Un nouveau rapport international appelle à faire pression sur les Émirats arabes unis pour qu’ils cessent d’armer les milices

 

Traduction : Dr. Abdelrahman Kamal Shomeina

 

Amnesty International a demandé l’ouverture d’une enquête sur ce qu’elle a qualifié d’attaque brutale perpétrée par la milice des Forces de soutien rapide contre le camp de Zamzam, dans l’État du noed – Darfour.

L’organisation a déclaré dans un rapport publié mercredi que la milice avait délibérément tué des civils, pris des otages et pillé et détruit des mosquées, des écoles et des dispensaires lors d’une attaque de grande envergure lancée en avril contre le camp de Zamzam, le plus grand camp de personnes déplacées internes de l’État du nord – Darfour.

L’organisation a indiqué avoir mené les recherches pour ce rapport entre juin et août 2025, en interrogeant 29 personnes, parmi lesquelles des témoins, des survivants, des proches de victimes, des journalistes, des analystes et des experts médicaux ayant participé aux soins des blessés. Elle a également vérifié des dizaines de vidéos, de photographies et d’images satellites, précisant que les Forces de soutien rapide n’avaient pas répondu à sa demande de commentaires.

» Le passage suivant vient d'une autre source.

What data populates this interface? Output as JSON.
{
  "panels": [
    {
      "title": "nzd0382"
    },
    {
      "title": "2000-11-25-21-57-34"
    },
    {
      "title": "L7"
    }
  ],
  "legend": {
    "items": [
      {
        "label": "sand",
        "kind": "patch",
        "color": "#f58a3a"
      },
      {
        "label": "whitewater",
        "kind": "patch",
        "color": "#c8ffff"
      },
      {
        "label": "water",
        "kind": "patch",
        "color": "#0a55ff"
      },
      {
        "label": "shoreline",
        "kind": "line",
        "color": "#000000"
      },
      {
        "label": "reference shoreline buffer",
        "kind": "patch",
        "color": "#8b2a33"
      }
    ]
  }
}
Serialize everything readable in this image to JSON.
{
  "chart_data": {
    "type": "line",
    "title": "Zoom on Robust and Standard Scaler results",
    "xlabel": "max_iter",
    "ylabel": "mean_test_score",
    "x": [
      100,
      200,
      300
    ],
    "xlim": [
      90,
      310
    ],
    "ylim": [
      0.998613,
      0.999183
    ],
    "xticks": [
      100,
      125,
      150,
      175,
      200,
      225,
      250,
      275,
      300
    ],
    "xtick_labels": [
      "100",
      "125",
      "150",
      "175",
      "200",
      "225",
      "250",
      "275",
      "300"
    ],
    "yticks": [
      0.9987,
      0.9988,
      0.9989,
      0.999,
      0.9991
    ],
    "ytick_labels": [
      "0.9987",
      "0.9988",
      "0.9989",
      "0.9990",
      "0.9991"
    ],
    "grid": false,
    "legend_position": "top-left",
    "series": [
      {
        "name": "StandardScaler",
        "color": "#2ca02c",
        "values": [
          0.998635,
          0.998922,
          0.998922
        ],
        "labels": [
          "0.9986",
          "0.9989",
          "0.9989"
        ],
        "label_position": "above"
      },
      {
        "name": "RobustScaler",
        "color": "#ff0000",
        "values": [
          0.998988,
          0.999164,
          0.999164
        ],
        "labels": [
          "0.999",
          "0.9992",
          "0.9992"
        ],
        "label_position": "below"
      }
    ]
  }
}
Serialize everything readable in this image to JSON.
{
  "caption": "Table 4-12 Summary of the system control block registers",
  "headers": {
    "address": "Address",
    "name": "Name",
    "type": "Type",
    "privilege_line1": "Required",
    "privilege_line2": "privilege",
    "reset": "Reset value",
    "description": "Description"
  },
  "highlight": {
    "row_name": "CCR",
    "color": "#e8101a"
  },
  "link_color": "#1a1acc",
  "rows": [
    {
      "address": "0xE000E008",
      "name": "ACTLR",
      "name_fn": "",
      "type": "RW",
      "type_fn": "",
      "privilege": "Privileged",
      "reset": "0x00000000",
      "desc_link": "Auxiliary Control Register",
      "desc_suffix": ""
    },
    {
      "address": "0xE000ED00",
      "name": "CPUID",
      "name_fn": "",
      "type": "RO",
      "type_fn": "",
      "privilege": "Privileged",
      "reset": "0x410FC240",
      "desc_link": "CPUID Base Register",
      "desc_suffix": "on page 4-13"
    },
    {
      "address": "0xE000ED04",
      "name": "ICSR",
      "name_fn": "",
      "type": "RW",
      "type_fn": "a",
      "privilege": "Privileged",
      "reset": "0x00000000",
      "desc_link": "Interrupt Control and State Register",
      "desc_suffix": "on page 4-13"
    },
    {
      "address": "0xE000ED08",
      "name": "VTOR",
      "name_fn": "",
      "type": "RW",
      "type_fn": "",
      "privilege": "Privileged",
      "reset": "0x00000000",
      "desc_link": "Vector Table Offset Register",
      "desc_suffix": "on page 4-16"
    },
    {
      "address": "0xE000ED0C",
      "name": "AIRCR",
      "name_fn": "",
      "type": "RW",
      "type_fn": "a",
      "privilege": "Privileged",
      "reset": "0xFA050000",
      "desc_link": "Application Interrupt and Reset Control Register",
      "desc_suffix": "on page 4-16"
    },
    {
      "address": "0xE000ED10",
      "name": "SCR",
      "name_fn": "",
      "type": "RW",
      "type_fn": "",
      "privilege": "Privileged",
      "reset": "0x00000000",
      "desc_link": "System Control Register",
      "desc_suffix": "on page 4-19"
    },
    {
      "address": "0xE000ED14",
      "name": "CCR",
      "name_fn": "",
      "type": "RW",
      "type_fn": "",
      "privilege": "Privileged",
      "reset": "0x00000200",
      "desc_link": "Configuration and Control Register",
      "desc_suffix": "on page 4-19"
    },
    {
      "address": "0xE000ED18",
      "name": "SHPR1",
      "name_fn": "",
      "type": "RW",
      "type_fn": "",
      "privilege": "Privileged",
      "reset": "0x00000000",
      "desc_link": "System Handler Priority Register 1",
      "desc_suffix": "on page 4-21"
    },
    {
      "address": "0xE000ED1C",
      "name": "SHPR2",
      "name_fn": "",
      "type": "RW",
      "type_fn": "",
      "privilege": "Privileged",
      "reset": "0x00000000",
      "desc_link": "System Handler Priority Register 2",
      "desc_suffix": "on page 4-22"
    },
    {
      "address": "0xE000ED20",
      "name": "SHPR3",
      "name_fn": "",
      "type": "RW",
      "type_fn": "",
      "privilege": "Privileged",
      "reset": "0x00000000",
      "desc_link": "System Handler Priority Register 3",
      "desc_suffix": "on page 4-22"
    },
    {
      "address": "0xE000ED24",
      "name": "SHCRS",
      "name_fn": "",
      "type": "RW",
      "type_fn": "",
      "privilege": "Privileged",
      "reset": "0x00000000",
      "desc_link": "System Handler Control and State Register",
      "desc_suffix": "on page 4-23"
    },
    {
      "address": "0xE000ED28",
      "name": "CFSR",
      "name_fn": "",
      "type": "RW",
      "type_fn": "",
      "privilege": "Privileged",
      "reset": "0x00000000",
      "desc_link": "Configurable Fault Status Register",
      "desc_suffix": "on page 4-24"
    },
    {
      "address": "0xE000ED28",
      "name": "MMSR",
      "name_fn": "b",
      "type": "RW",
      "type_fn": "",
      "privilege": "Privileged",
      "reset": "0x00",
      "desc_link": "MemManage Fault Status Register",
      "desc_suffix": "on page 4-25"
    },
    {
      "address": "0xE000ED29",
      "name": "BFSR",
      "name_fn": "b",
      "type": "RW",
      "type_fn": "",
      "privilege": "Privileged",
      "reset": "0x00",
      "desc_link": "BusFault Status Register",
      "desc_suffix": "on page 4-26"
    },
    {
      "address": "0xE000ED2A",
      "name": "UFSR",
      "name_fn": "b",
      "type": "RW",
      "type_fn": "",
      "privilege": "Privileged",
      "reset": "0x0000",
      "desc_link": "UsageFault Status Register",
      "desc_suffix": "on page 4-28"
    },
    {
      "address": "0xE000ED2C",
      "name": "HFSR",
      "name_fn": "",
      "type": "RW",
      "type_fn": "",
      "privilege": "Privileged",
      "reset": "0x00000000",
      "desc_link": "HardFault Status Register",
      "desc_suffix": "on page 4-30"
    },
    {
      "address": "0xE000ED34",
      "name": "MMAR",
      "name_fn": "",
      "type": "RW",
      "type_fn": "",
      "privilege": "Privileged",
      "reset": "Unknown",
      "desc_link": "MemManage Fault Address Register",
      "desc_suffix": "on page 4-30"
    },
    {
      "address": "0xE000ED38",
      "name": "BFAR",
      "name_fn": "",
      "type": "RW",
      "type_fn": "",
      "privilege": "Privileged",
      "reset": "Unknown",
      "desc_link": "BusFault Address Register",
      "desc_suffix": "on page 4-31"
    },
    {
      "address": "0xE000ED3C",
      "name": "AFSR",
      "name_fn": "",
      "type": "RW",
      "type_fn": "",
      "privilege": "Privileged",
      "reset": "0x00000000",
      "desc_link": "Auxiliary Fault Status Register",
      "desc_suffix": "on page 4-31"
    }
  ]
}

Le rapport de l’organisation, intitulé « Un sanctuaire détruit : violations des forces de soutien rapide dans le camp de déplacés de Zamzam », a fourni des détails sur l’attaque qui a eu lieu entre le 11 et le 13 avril 2025.

Il a noté que la milice avait utilisé des armes explosives et tiré sans discernement dans des zones résidentielles densément peuplées, soulignant que ces attaques violentes avaient contraint environ 400,000 personnes à fuir le camp entre le 13 et le 14 avril seulement.

Le rapport indique que l’attaque s’inscrivait dans le cadre d’une campagne militaire lancée par la milice en mai 2024 pour prendre le contrôle d’El Fasher, la capitale de l’État du nord –  Darfour, où ils ont exécuté des dizaines d’hommes non armés et commis des abus sexuels contre des femmes et des filles à leur entrée dans la ville.

La secrétaire générale d’Amnesty International, Agnès Callamard, a déclaré que l’attaque horrible et délibérée perpétrée par la milice contre des civils désespérés et affamés dans le camp de Zamzam révélait un mépris dangereux pour la vie humaine.

Expliquant que les civils ont été victimes d’attaques brutales, de meurtres et de pillages de leurs biens essentiels, et qu’ils n’avaient pas accès à la justice alors qu’ils pleuraient leurs morts.

Ajoutant : « Cette attaque n’était pas un incident isolé, mais s’inscrivait dans une campagne continue contre les villages et les camps de personnes déplacées. »

Elle a poursuivi : « Certains partenaires internationaux, dont les Émirats arabes unis, ont contribué à alimenter le conflit en fournissant des armes aux Forces de soutien rapide », appelant à mettre fin à l’acheminement d’armes vers les parties au conflit en étendant l’embargo sur les armes imposé au Darfour à l’ensemble du pays.

Callamard a exhorté l’Union africaine, l’Union européenne, l’Autorité intergouvernementale pour le développement (IGAD), la Grande-Bretagne, l’Amérique, la Russie et la Chine à exiger que tous les pays — et en particulier les Émirats arabes unis — s’abstiennent de transférer des armes et des munitions aux milices et autres groupes armés.

Elle a souligné que, compte tenu du risque élevé de détournement d’armes vers les milices, les pays devraient immédiatement cesser tout transfert d’armes vers les Émirats arabes unis.